Lee: In 2017, Lee showed flashes of light tower power with 17 home runs. He had a .774 OPS and a .193 ISO last season as well. This year, he hasn’t had the same success hitting for power, but Wilmington is a much more difficult park for hitting for power. He’s only hit 4 HR so far this season, but still has a .401 SLG. His HR/FB has been cut in half, down from 20% to 10%, but considering the more difficult environment this isn’t a huge surprise. He’s starting to hit more line drives, with that percentage being 27.6%. There’s a lot to like about Lee’s potential power moving forward.

Matias: The power Seuly Matias possesses does not need too much of an introduction. He leads all of minor league baseball with 22 home runs. He has an absurd ISO of .388, which is one of the highest ever recorded in the minor leagues. His HR/FB is also ridiculous, at 45.8%. The power will play in The Show, now it’s just a matter of him continuing to hone in his craft, but the raw power is there and it’s been incredible to see.

Speed

Lee: With 20 stolen bases last season in Lexington, and 12 already this season, he is showing his ability to wreak havoc on the basepaths. If he can add in 20-25 stolen bases a season along with his ability to hit, his stock will continue to rise.

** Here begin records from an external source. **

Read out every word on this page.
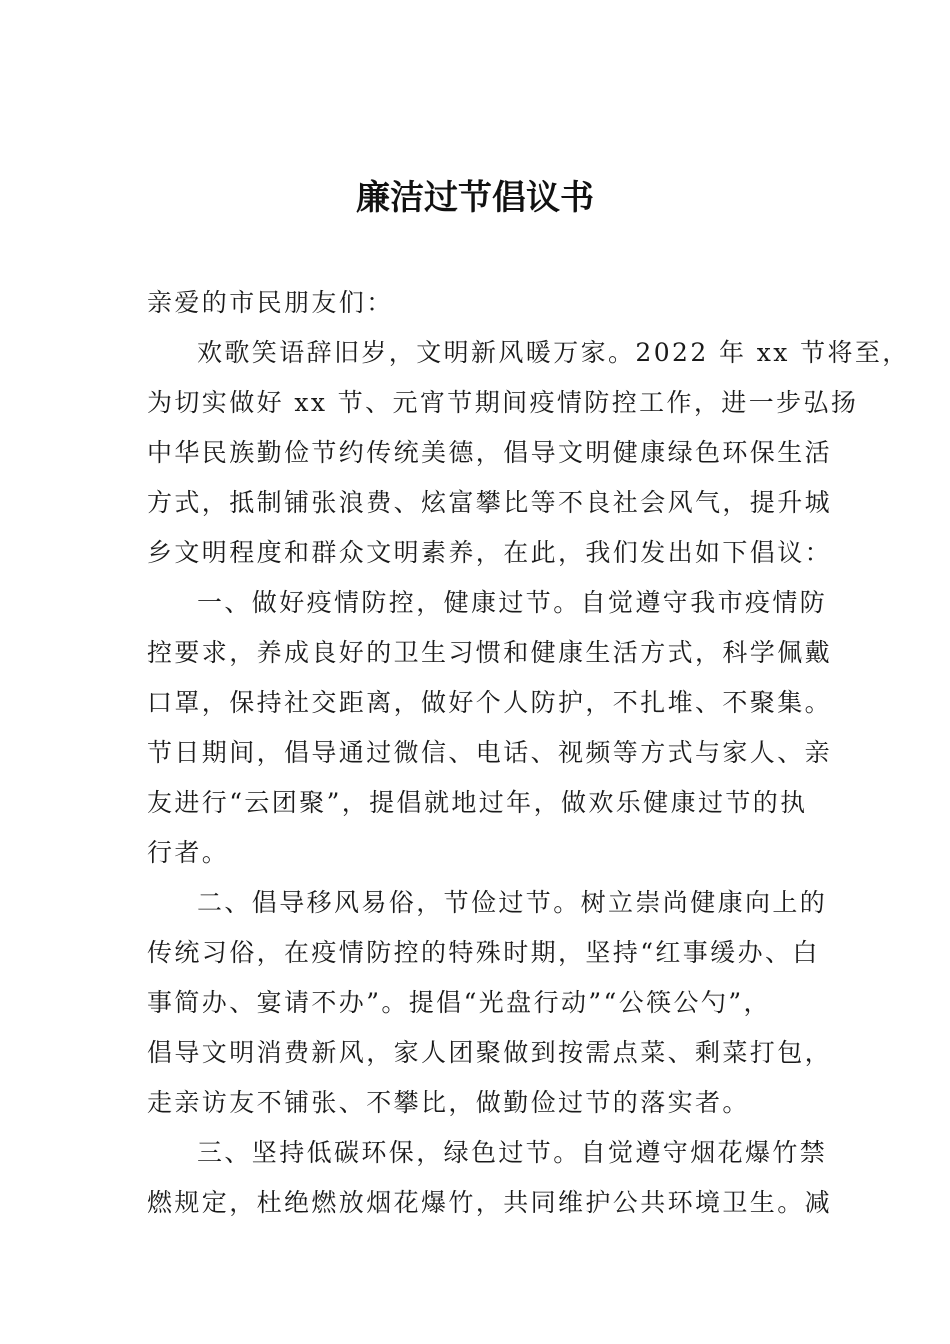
廉洁过节倡议书
亲爱的市民朋友们：
欢歌笑语辞旧岁，文明新风暖万家。2022 年 xx 节将至，
为切实做好 xx 节、元宵节期间疫情防控工作，进一步弘扬
中华民族勤俭节约传统美德，倡导文明健康绿色环保生活
方式，抵制铺张浪费、炫富攀比等不良社会风气，提升城
乡文明程度和群众文明素养，在此，我们发出如下倡议：
一、做好疫情防控，健康过节。自觉遵守我市疫情防
控要求，养成良好的卫生习惯和健康生活方式，科学佩戴
口罩，保持社交距离，做好个人防护，不扎堆、不聚集。
节日期间，倡导通过微信、电话、视频等方式与家人、亲
友进行“云团聚”，提倡就地过年，做欢乐健康过节的执
行者。
二、倡导移风易俗，节俭过节。树立崇尚健康向上的
传统习俗，在疫情防控的特殊时期，坚持“红事缓办、白
事简办、宴请不办”。提倡“光盘行动”“公筷公勺”，
倡导文明消费新风，家人团聚做到按需点菜、剩菜打包，
走亲访友不铺张、不攀比，做勤俭过节的落实者。
三、坚持低碳环保，绿色过节。自觉遵守烟花爆竹禁
燃规定，杜绝燃放烟花爆竹，共同维护公共环境卫生。减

Matias: Taking extra bases is not necessarily in Matias’ game, he only has 5 stolen bases so far this seasons. His speed grades out to a 50, so he had potential to add to that total as he progresses. But, you don’t have the opportunity to steal many bases when you spend most of your time taking a slow trot around the bases.

Fielding

Lee: Khalil Lee has the potential to be a solid everyday centerfielder. He already has as many outfield assists in centerfield as he did last year. He played a lot of right field as well last year, but he looks to be making the transition to a true centerfielder.

Matias: Matias looks to be projecting as a true power hitting right fielder. He will be a decent fielder but never an incredible glove.

Arm

Lee: With 6 assists on the season and a 60 grade arm, it’s no surprise why he is such a talent in the field. He looks to be turning a corner with his bat, but his glove and arm will be a reason why he keeps moving up through the ranks.

Matias: Matias does not project to be better than a league average defender, but his arm helps make up for that. He has a 70 grade arm, which has helped him get 5 outfield assists so far this season. This is part of the reason why he had gotten comps to Yoenis Cespedes.

So, who is better?

There can be a case made for both players. There is a lot of talk about Matias because of his home run ability, and with such a premium being put on hitting the ball out of the park without much regard for average or strikeouts, there is a lot of potential for him.

With that being said, Lee looks to be the better all around player. He does everything well, without being elite in one category, which is rare nowadays. I think Lee projects as the better pro because he can get for a better average, and he still provides value with his glove if his bat struggles for a while. Either way, both players can help the Royals in the next couple of years when they are ready to be in Kansas City.